Geçtiğimiz temmuz ayında, kararını verdi, “onama” dedi, tek kelime.
24 sayfalık AİHM kararı ise çöpe gitti.
***
Cezaevinde gencecik mahkûmlarla tanıştı.
Pankart ve slogandı suçları.
Hastaneye sevk aldığında, bacağı, parmakları kopartılmış insanları, kanser olmasına rağmen tahliye edilmeyen mahkûmları tanıdı.
Cezaevinde büyüyen çocuklar hiç değişmemişti.
Artık mağduriyetini anlatmaktan da vazgeçti.

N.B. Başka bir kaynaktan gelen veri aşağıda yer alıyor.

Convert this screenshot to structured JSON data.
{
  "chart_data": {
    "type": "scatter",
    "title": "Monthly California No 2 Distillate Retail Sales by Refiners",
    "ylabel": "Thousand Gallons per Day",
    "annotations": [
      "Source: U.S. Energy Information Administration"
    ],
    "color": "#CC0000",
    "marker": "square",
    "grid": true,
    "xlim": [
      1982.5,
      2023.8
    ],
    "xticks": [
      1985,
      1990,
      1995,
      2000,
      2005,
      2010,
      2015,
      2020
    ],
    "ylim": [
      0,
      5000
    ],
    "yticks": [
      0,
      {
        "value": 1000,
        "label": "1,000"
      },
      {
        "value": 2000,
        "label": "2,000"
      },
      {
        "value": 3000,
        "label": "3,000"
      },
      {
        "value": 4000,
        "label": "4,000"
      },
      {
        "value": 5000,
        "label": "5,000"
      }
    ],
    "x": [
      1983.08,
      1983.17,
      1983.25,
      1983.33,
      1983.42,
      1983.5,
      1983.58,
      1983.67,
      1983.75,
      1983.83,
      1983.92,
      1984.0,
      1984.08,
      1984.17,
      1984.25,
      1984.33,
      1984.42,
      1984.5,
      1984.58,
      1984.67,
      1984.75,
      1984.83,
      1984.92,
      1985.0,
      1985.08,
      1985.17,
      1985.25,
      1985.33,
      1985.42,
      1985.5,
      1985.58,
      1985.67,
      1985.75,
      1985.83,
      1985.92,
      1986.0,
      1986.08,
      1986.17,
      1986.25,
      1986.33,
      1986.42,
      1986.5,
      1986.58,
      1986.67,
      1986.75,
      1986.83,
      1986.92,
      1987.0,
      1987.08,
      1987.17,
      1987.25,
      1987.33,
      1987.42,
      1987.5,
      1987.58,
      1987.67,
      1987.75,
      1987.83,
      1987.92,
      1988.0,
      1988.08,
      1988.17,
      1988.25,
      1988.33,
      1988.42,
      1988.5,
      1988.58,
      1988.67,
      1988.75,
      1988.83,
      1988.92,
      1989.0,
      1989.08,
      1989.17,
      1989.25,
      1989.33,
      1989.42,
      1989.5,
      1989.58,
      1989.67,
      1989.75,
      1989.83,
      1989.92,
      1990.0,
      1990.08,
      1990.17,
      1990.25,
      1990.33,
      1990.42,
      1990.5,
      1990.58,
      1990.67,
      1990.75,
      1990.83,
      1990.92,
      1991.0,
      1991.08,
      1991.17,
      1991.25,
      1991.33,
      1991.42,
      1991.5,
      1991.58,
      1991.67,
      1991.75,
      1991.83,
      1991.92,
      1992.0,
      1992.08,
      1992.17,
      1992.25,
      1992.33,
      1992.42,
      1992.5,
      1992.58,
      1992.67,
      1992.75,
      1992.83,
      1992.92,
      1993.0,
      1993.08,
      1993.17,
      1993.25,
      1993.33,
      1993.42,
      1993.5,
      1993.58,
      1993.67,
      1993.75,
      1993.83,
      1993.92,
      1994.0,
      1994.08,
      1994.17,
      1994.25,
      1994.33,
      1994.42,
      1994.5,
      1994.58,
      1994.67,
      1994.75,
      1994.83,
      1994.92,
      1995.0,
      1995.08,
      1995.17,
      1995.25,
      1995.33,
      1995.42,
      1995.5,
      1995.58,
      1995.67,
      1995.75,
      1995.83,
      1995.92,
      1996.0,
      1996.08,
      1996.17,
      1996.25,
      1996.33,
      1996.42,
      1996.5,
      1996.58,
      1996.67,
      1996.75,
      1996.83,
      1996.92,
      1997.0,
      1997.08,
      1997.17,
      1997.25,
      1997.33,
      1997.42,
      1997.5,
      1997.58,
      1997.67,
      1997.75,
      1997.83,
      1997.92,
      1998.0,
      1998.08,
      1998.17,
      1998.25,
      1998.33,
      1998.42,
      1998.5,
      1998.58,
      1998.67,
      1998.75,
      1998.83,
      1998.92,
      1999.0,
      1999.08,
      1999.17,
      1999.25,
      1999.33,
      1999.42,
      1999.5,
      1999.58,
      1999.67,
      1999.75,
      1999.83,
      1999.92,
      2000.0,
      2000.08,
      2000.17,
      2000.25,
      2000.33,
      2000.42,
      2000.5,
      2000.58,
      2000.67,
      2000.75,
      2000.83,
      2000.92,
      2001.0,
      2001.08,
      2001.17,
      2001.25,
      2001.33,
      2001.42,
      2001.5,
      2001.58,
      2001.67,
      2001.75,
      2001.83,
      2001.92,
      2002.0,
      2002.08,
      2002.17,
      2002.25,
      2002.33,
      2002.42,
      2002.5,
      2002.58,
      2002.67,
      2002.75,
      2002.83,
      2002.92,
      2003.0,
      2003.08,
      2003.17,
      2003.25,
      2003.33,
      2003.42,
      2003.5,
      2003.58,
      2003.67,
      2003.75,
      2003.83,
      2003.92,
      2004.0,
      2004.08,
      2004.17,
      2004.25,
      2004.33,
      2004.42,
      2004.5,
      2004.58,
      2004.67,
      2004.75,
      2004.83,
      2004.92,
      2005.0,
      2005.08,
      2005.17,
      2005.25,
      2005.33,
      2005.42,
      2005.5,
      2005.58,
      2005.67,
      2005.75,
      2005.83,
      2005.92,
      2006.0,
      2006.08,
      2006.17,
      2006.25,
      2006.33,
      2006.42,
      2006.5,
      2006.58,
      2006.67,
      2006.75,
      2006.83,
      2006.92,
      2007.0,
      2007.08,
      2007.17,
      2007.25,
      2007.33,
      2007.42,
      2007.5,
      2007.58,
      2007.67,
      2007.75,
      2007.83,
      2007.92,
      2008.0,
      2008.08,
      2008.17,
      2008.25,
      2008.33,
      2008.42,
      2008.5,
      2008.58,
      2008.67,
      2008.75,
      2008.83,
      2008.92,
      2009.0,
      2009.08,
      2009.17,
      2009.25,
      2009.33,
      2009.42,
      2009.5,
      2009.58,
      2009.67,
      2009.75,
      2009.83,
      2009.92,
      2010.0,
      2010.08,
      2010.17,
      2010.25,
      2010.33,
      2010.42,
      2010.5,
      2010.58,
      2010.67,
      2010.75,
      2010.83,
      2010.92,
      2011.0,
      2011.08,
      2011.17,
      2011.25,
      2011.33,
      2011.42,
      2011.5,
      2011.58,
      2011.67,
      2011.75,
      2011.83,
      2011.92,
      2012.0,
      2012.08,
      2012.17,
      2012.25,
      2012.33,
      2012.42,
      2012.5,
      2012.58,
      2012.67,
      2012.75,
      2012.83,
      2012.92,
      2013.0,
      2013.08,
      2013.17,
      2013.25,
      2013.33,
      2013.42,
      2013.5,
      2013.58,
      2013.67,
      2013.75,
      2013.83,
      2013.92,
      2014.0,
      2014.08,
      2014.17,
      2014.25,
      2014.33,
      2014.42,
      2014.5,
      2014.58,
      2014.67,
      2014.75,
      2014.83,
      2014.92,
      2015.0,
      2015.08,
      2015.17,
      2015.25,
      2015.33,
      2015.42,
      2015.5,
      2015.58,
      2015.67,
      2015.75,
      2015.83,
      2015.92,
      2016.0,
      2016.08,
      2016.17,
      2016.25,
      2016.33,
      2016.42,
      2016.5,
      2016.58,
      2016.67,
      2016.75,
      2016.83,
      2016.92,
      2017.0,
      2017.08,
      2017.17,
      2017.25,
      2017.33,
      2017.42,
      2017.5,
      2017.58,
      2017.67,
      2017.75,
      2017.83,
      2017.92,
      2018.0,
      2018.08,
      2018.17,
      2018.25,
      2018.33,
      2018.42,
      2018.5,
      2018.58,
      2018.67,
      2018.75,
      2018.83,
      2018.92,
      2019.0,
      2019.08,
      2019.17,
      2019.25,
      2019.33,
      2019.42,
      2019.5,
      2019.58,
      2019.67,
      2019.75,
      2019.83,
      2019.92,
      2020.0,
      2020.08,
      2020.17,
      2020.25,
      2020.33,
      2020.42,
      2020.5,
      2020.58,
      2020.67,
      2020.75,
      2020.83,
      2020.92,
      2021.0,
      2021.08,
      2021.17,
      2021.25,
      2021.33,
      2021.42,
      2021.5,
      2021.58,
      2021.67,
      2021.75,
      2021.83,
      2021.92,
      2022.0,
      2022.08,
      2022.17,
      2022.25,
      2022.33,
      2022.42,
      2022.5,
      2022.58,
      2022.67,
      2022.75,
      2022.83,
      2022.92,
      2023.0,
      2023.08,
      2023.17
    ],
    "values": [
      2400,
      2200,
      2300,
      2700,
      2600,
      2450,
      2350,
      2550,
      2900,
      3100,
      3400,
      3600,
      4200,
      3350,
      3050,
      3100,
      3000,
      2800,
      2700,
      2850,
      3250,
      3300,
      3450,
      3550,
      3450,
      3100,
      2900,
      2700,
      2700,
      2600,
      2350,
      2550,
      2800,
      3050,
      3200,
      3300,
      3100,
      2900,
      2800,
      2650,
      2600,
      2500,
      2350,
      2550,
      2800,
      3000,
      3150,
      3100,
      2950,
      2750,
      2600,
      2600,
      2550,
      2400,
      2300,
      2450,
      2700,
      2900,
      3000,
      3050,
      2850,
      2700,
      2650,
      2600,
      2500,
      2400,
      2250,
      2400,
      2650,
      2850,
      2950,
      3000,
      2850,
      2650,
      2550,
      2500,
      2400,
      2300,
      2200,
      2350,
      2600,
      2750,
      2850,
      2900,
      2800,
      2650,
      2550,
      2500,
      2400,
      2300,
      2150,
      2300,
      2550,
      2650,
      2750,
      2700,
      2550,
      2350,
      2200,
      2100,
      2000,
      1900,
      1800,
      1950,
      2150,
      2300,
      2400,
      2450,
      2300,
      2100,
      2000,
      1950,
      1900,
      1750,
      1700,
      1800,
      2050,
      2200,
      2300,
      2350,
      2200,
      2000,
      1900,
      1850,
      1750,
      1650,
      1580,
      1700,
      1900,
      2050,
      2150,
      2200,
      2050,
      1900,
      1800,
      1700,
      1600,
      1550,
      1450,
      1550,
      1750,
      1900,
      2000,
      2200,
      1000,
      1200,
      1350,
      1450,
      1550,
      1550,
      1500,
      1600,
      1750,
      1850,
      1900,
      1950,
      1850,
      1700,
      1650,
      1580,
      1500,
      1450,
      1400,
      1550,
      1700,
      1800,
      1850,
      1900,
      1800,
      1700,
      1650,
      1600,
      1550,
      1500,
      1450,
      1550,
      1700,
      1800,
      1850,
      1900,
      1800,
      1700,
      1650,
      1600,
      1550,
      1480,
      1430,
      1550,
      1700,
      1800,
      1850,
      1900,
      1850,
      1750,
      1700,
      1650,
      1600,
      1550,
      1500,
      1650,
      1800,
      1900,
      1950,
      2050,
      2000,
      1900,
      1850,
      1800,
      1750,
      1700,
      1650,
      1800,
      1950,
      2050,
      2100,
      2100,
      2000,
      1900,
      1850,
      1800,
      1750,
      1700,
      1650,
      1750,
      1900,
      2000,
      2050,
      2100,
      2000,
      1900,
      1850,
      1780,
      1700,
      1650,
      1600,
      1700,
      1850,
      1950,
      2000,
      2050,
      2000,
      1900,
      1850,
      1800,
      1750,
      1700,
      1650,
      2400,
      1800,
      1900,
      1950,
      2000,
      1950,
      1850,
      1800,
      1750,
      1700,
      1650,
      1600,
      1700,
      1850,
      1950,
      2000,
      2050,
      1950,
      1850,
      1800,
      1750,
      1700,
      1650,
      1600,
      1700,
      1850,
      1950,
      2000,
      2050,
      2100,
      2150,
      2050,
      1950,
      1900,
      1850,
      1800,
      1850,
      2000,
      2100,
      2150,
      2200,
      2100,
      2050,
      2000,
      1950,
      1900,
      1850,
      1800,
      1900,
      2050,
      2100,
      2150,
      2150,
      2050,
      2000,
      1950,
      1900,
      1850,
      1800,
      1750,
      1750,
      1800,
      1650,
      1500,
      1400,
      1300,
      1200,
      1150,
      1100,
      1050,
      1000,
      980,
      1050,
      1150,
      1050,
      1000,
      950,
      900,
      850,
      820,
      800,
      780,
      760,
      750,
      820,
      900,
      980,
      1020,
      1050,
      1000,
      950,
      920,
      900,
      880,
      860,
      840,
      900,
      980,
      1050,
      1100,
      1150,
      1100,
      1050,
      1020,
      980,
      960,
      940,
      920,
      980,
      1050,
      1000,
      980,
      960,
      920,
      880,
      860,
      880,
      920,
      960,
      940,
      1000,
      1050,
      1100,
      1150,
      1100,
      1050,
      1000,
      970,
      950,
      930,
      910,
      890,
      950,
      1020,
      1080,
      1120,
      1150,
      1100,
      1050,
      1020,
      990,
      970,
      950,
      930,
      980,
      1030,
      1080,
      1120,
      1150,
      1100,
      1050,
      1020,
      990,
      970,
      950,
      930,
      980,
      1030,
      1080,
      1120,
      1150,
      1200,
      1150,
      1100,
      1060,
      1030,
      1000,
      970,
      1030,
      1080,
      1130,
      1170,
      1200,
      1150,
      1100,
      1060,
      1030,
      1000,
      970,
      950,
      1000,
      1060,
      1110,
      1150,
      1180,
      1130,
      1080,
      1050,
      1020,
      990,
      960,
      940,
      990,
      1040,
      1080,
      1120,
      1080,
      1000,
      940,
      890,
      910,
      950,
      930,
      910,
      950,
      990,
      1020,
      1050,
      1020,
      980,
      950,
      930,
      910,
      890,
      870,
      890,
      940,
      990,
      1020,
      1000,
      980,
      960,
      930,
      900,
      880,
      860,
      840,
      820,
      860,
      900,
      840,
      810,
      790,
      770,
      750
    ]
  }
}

Sincan’da kendisine, “kardeş” olan siyasi mahkûmlar Turan Erdoğan ve Mehmet Aylak’la birlikte gün dolduruyor.
Her hafta bin bir aramadan geçip ziyaret ediyor eşi Nur Sürer ve kardeşleri.
Ve hâlâ uçamıyor uçurtmalar.
Uzaklardan hüzünlü ama kararlı bir şarkının sesi geliyor:
“Ne güzeldir yollarda olmak şimdi...”
Ve Barış’ın tek soruda bütün zulmü anlatan sesi:
“Niye uçmuyor İnci?”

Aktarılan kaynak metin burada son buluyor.